O tipo era muito sossegado. Não dizia uma palavra sem pensar nos múltiplos sentidos que essa mesma palavra pudesse ter e nas consequências, nos atos e nos efeitos da semântica proverbial que se acumulava nas intenções do pensamento, a meio que a fugir para uma condensação demasiado hermética das suas ideias. Tinha sempre um fato preto vestido, com uma gravata também preta. Tinha óculos, envergava, no inverno, uma capa escura e usava um chapéus e os óculos eram escuros. Era, resumindo, uma figura meio estranha do panorama da intelectualidade da vila onde vivia.
Morava numa casa de tamanho médio. Devia ter uns três quartos, uma casa de banho, sala, e cozinha. Teria, lá atrás, um pátio, ou talvez fosse um jardim de inverno. Digo, devia e teria porque nem eu, narrador, consegui lá entrar através do meu pensamento ou criação literária. Era, como o seu dono, fechada. O que fazia na vida? Era homem de contas, ou talvez fosse tipógrafo ou outra coisa assim. Também não sei. Não consegui perceber o que fazia. Espreitava nos seus pensamentos, o sítio onde diariamente, menos ao fim-de-semana, entrava.
Imagino que trabalhasse nessas coisas por usar mangas-de-alpaca. Debaixo daquele figurino quase literário, quase sinistro, o tipo era mesmo muito reservado. Na mão, uma pastinha, gasta pelo tempo e lá dentro, papéis amarelos do tempo. Na mão, outra, uma sombrinha colorida. Destoava, pois era, mas quando o homem foi comprar só havia aquela e no seu sentido reservado, meio abalado pelo acontecimento, ganhou o sentido prático e o homem lá comprou o guarda-chuva. O facto de estar a chover torrencialmente nesse dia também ajudou.
Havia, porém, no íntimo deste homem, além daquele guarda-chuva que destoava, uma coisa que tirava toda a reserva e deixava o homem fora de si. Era, nem mais nem menos do que a barriguinha e o apetite. Era louco por umas costeletinhas de borrego, como molho de menta. Não se importava com mais nada quando lhe vinha o cheiro, nem os olhos pestanejavam quando as costeletinhas lhe surgiam no prato à frente. Era uma tara! Uma mania! Ficava fora de si. Podiam ser acompanhadas com batatas fritas, com vegetais ou com outras coisas. Fazia quilómetros para conseguir ir sentir o cheiro e conseguir experimentar umas costeletas.

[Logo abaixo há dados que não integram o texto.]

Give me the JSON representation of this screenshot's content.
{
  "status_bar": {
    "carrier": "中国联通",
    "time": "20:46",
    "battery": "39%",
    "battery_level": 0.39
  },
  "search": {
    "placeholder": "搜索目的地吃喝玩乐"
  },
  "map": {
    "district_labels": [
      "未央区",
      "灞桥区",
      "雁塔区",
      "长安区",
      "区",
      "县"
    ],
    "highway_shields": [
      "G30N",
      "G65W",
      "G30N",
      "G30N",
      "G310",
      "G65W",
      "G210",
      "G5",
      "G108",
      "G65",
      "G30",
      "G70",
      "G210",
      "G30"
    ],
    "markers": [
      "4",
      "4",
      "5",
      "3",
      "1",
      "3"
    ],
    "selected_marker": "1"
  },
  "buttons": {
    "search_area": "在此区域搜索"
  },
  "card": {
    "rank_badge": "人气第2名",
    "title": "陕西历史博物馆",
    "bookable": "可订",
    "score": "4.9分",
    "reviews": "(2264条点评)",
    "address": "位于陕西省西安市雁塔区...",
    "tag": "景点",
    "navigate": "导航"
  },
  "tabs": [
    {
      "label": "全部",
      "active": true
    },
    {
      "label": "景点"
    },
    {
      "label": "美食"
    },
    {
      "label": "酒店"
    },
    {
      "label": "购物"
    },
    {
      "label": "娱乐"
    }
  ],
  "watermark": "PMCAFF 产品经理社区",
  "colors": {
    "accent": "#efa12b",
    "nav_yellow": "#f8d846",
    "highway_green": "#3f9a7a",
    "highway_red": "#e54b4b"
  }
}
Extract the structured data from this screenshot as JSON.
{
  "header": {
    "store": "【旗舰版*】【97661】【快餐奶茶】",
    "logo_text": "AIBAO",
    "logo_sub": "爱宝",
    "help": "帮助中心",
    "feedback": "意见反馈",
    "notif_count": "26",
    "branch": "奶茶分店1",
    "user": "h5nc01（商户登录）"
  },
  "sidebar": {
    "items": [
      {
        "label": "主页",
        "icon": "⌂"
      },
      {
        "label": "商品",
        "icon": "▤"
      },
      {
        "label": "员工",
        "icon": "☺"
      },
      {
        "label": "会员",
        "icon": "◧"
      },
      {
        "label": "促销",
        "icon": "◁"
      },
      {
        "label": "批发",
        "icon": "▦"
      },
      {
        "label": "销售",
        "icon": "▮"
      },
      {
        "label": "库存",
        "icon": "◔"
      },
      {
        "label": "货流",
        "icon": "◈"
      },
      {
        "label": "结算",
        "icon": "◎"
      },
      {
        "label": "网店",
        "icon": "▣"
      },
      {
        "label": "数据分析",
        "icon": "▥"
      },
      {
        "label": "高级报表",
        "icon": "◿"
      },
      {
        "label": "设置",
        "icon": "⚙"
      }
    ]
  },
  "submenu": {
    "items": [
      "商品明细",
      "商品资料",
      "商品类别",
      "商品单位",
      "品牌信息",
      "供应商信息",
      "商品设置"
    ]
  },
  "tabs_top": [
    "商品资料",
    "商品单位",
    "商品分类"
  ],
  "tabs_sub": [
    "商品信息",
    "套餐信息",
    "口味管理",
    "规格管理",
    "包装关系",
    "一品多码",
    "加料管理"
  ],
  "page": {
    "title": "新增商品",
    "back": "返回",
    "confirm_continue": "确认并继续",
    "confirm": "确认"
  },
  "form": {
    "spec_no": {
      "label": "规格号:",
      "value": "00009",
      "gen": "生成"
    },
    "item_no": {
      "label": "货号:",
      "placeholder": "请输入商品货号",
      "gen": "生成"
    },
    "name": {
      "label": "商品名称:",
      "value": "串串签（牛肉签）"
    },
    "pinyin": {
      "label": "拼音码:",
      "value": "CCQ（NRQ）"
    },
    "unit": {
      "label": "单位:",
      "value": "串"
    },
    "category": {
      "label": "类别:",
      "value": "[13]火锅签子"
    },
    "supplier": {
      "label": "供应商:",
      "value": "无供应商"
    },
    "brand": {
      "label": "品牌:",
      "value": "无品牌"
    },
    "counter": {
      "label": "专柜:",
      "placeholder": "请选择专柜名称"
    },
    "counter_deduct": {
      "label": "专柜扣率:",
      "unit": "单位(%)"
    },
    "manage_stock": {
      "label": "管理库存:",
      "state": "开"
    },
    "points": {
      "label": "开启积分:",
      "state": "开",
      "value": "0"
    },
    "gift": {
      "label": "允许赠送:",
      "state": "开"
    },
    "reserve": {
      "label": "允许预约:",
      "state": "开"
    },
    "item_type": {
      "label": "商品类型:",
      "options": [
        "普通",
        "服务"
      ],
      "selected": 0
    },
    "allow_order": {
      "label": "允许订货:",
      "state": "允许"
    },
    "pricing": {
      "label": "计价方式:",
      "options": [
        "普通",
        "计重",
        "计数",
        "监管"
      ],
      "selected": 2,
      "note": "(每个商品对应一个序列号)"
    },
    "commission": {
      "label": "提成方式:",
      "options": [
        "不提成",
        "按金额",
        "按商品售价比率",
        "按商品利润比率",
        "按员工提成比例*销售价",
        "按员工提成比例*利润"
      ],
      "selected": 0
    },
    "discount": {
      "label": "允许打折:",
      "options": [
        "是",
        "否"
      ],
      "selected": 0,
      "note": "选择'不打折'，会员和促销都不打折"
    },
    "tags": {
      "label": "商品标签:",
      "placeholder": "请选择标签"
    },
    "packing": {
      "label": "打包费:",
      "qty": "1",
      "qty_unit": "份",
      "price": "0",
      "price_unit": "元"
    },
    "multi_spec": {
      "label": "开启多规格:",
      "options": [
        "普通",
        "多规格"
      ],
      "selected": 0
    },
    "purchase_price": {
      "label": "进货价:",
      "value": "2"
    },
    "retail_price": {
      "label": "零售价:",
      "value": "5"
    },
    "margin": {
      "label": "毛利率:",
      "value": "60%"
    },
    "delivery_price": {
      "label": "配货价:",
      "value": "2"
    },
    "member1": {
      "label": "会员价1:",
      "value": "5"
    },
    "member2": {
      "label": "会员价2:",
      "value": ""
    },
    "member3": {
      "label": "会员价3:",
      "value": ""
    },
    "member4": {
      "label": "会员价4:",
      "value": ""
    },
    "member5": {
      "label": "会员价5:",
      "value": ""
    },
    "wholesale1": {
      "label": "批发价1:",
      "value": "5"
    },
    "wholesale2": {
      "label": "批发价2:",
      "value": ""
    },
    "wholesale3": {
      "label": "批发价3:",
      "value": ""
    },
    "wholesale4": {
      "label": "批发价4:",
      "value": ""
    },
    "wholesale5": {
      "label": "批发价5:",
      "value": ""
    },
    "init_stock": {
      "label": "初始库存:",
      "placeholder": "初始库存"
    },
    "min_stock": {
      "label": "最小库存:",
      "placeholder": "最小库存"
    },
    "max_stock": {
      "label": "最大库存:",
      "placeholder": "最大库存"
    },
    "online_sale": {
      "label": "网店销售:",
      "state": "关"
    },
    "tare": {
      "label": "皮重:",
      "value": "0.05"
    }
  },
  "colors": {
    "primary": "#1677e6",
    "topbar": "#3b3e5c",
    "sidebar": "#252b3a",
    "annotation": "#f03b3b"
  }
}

Não tinha carro, não conduzia. Deixava-se conduzir na loucura dos dias, que na sua vida era tudo monótono. Fugia da vida que tinha para comer. E nunca parecia ter a barriga cheia. Nunca parecia ficar saciado. Era uma fixação. Sei que o homem, residente em Lisboa, foi, de propósito, passar um fim-de-semana ao Alentejo, ali perto de Beja, comer umas costeletas. Apanhou o comboio até Beja, de lá, apanhou a carreira e ficando na modesta pensão que já conhecia de muitos anos anteriores e das viagens que fizera, lá foi. Deixou as malas na sexta à noite, atravessou a rua para o outro lado, tirou as fitas da porta da tasca da frente e entrou. Como habitualmente, sentou-se na mesma que lhe estava reservada e a senhora, de sorriso cândido, serviu-lhe as costeletas como sempre fazia. Comeu ao jantar, no almoço do dia seguinte repetiu a dose, ao jantar e no domingo.
No regresso a Lisboa, passou ainda no talho e levou dois quilos para a semana e para congelar. Era uma delícia vê-lo refastelado e consolado com as suas costeletinhas de borrego.
Na rotina, nos sonhos de cada dia, sempre ocupados pelo aroma e pelo cheiro das costeletas, o tipo andava calmo e iludido. Não tinha mais ambições nem gastava o dinheiro em outras coisas. O fato preto, a sombrinha que não fazia pandan e, no frigorífico, as costeletas de borrego prontas a grelhar.